A good support line can be found close to 175-200. As we can see, this area is well visible on the price chart itself. Also, if we pay attention to the rising trend line at the RSI, we will see that the line hasn’t been tested yet, which means that we may expect Gazprom stocks to fall deeper. Earlier, the RSI indicated the start of growth. As we can see, after testing, the prices reversed and broke the sideways channel. That’s why conservative traders will probably wait for the descending correction to continue and consider opening long positions only close to the support area. If the price breaks 175, the decline will continue and the prices will return to the lows.
Mid-term analysis of Gazprom stocks
In the daily chart, there is a potential for Head & Shoulders reversal pattern. As we can see, there is the top of the pattern and its left shoulder. To complete the pattern, the price must rebound upwards and test the resistance level at 255. Only after that, we can expect the instrument to continue falling. In this case, the downside target may be at 165. A strong signal to confirm further descending correction is a breakout of the rising trend line at the RSI, which implies a decline lower than 175. However, thanks to significant growth earlier, this signal may not be enough for the market. To cancel it, the RSI indicator must break the trend line upwards and fix there.

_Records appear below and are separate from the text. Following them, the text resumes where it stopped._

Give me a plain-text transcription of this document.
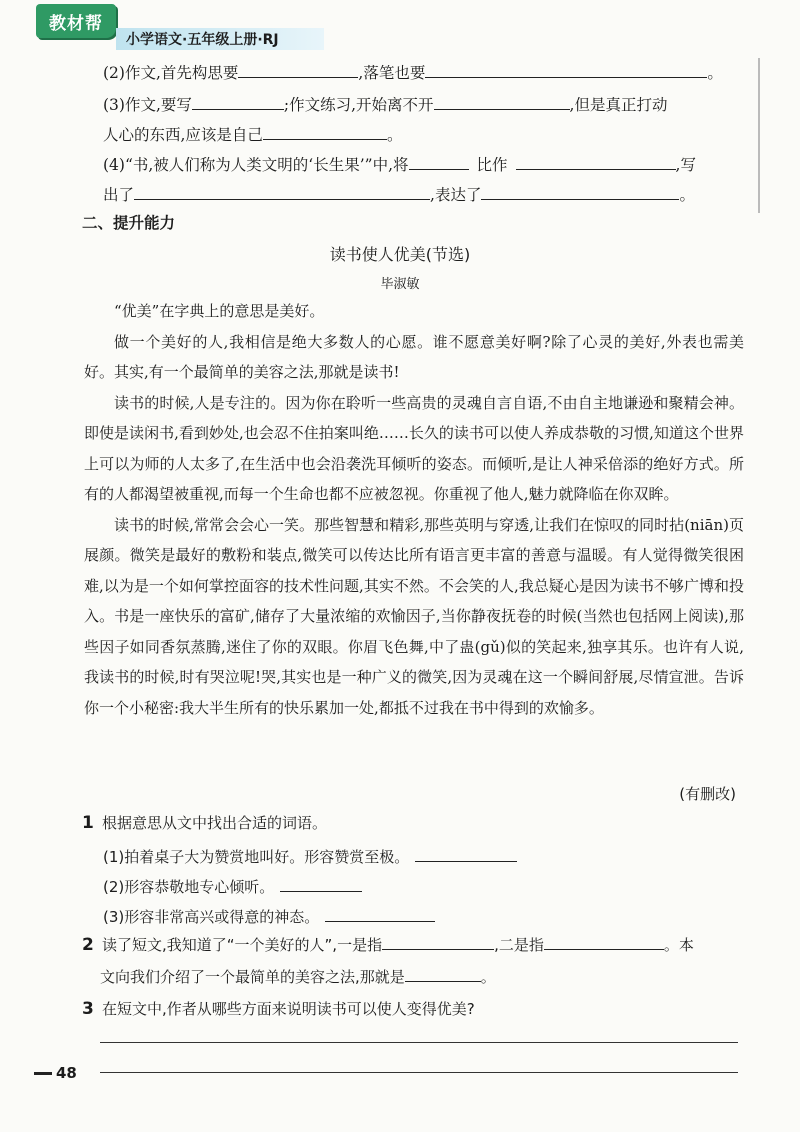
教材帮
小学语文·五年级上册·RJ
(2)作文,首先构思要	,落笔也要	。
(3)作文,要写	;作文练习,开始离不开	,但是真正打动
人心的东西,应该是自己	。
(4)“书,被人们称为人类文明的‘长生果’”中,将	比作	,写
出了	,表达了	。
二、提升能力
读书使人优美(节选)
毕淑敏

“优美”在字典上的意思是美好。

做一个美好的人,我相信是绝大多数人的心愿。谁不愿意美好啊?除了心灵的美好,外表也需美好。其实,有一个最简单的美容之法,那就是读书!

读书的时候,人是专注的。因为你在聆听一些高贵的灵魂自言自语,不由自主地谦逊和聚精会神。即使是读闲书,看到妙处,也会忍不住拍案叫绝……长久的读书可以使人养成恭敬的习惯,知道这个世界上可以为师的人太多了,在生活中也会沿袭洗耳倾听的姿态。而倾听,是让人神采倍添的绝好方式。所有的人都渴望被重视,而每一个生命也都不应被忽视。你重视了他人,魅力就降临在你双眸。

读书的时候,常常会会心一笑。那些智慧和精彩,那些英明与穿透,让我们在惊叹的同时拈(niān)页展颜。微笑是最好的敷粉和装点,微笑可以传达比所有语言更丰富的善意与温暖。有人觉得微笑很困难,以为是一个如何掌控面容的技术性问题,其实不然。不会笑的人,我总疑心是因为读书不够广博和投入。书是一座快乐的富矿,储存了大量浓缩的欢愉因子,当你静夜抚卷的时候(当然也包括网上阅读),那些因子如同香氛蒸腾,迷住了你的双眼。你眉飞色舞,中了蛊(gǔ)似的笑起来,独享其乐。也许有人说,我读书的时候,时有哭泣呢!哭,其实也是一种广义的微笑,因为灵魂在这一个瞬间舒展,尽情宣泄。告诉你一个小秘密:我大半生所有的快乐累加一处,都抵不过我在书中得到的欢愉多。

(有删改)
1 根据意思从文中找出合适的词语。
(1)拍着桌子大为赞赏地叫好。形容赞赏至极。
(2)形容恭敬地专心倾听。
(3)形容非常高兴或得意的神态。
2 读了短文,我知道了“一个美好的人”,一是指	,二是指	。本
文向我们介绍了一个最简单的美容之法,那就是	。
3 在短文中,作者从哪些方面来说明读书可以使人变得优美?
48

However, this negative scenario may no longer be valid in the stock price skyrockets and breaks 280. In this case, the reversal pattern will be canceled and the instrument may continue growing above 320. That’s why in the short-term the price is also expected to fall and, as we can see, a conservative support area is close to 175-165. If bulls are able to hold this area, the stocks may continue its steady growth.
Of course, we shouldn’t exclude a possibility that the price may form just a Triangle instead of a reversal pattern. However, even in this case, it’s very important to see the price break the resistance level, which will confirm further growth.
In 2019, Gazprom stock prices showed a good upward dynamic, probably thanks to oil prices growth and the overall stability of the Russian Ruble, which was also rising. Right now, both of them, I mean oil and RUR, are falling, thus putting pressure on Gazprom stock prices and the Russian stock market. A warm winter and decreasing gas prices are doing their part. A positive factor that may temporarily support bulls is the growth of dividend payouts from the company.
From the technical point of view, the price is currently facing a strong resistance level. If bulls fail to hold the current levels and the price continues falling, the instrument may reach and test 175 in the nearest future. this area will look quite interesting for further growth. That’s why we may agree with Merrill Lynch forecasts and the conclusion that the current levels aren’t very promising for increasing long positions. It will probably be better to wait until the price completes the descending correction and only after that start looking for strong signals to buy the instrument.